Hint: look at the normalizer of a Sylow $p$-subgroup. The index of this subgroup is $2p+1$. Then $G$ can be embedded in $A_{2p+1}$. Prove that $p^2$ is the highest power of $p$ dividing $(2p+1)!/2$. Use the fact that every group of order $p^2$ is abelian.
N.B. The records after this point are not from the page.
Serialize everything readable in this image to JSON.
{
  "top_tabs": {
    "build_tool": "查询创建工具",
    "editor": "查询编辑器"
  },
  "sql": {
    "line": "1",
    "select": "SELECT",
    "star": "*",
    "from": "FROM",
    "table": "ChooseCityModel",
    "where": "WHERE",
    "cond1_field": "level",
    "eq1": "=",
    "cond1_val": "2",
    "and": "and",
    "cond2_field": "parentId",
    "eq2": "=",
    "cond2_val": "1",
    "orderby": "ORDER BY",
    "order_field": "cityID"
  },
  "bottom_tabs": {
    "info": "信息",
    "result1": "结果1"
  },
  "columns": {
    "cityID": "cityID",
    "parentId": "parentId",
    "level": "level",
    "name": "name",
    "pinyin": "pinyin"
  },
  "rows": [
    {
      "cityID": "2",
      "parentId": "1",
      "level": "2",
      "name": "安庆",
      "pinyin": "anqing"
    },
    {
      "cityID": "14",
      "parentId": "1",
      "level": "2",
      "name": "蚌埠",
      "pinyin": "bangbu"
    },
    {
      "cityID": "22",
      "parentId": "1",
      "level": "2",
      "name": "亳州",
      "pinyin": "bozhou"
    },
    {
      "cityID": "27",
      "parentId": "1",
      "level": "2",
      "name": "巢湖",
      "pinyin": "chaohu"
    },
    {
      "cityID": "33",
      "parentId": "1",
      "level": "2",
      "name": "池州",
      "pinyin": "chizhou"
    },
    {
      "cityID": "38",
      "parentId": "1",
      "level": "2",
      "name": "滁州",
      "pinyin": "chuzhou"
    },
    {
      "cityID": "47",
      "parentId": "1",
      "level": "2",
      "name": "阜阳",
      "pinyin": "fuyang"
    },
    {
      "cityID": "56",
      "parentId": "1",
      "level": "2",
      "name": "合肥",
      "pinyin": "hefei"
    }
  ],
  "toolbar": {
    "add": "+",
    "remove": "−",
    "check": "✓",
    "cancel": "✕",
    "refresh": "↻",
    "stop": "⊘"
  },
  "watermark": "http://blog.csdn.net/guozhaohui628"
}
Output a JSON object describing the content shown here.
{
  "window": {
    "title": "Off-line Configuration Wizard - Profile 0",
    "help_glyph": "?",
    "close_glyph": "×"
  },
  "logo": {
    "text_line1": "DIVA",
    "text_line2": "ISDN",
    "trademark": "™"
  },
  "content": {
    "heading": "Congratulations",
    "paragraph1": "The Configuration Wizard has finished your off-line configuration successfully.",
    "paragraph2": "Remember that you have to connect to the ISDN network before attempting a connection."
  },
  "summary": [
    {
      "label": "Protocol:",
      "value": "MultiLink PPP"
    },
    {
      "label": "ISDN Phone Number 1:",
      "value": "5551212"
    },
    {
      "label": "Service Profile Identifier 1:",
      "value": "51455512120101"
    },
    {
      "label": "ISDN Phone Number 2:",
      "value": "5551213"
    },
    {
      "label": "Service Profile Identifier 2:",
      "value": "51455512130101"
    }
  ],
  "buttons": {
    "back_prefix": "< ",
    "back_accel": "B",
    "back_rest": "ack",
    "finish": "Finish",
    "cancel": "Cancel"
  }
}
• Why can $G$ be embedded in $A_{2p+1}$? Where is the $p^2$ coming from? – The Substitute Jul 13 '15 at 10:10
• $G$ acts on the left cosets of the normalizer by left multiplication (what I am using here is sometimes referred to as the $n!$ theorem). The kernel of this action is trivial, since $G$ is simple. – Nicky Hekster Jul 13 '15 at 10:15
• In general, if a finite nonabelian simple group $G$ has a subgroup of index $n$, then $G$ embeds into $A_n$. – Derek Holt Jul 13 '15 at 10:17
• @NickyHekster, is there an easier way than the $n!$ theorem to see that $G$ embeds into $A_{2p+1}$? – The Substitute Jul 13 '15 at 10:54
Let $A$ be the set of $2p+1$ Sylow $p$-subgroups in $G$. Let $G$ act on $A$ via conjugation. Consider the permutation representation $\phi:G\to S_A \le S_{2p+1}$. The kernel of $\phi$ is trivial since $G$ is simple. Hence $G$ embeds into $S_{2p+1}$. Therefore, orders of the elements of $A$ are at most $p^2$. Since groups of order $p,p^2$ are abelian, each element of $A$ is abelian.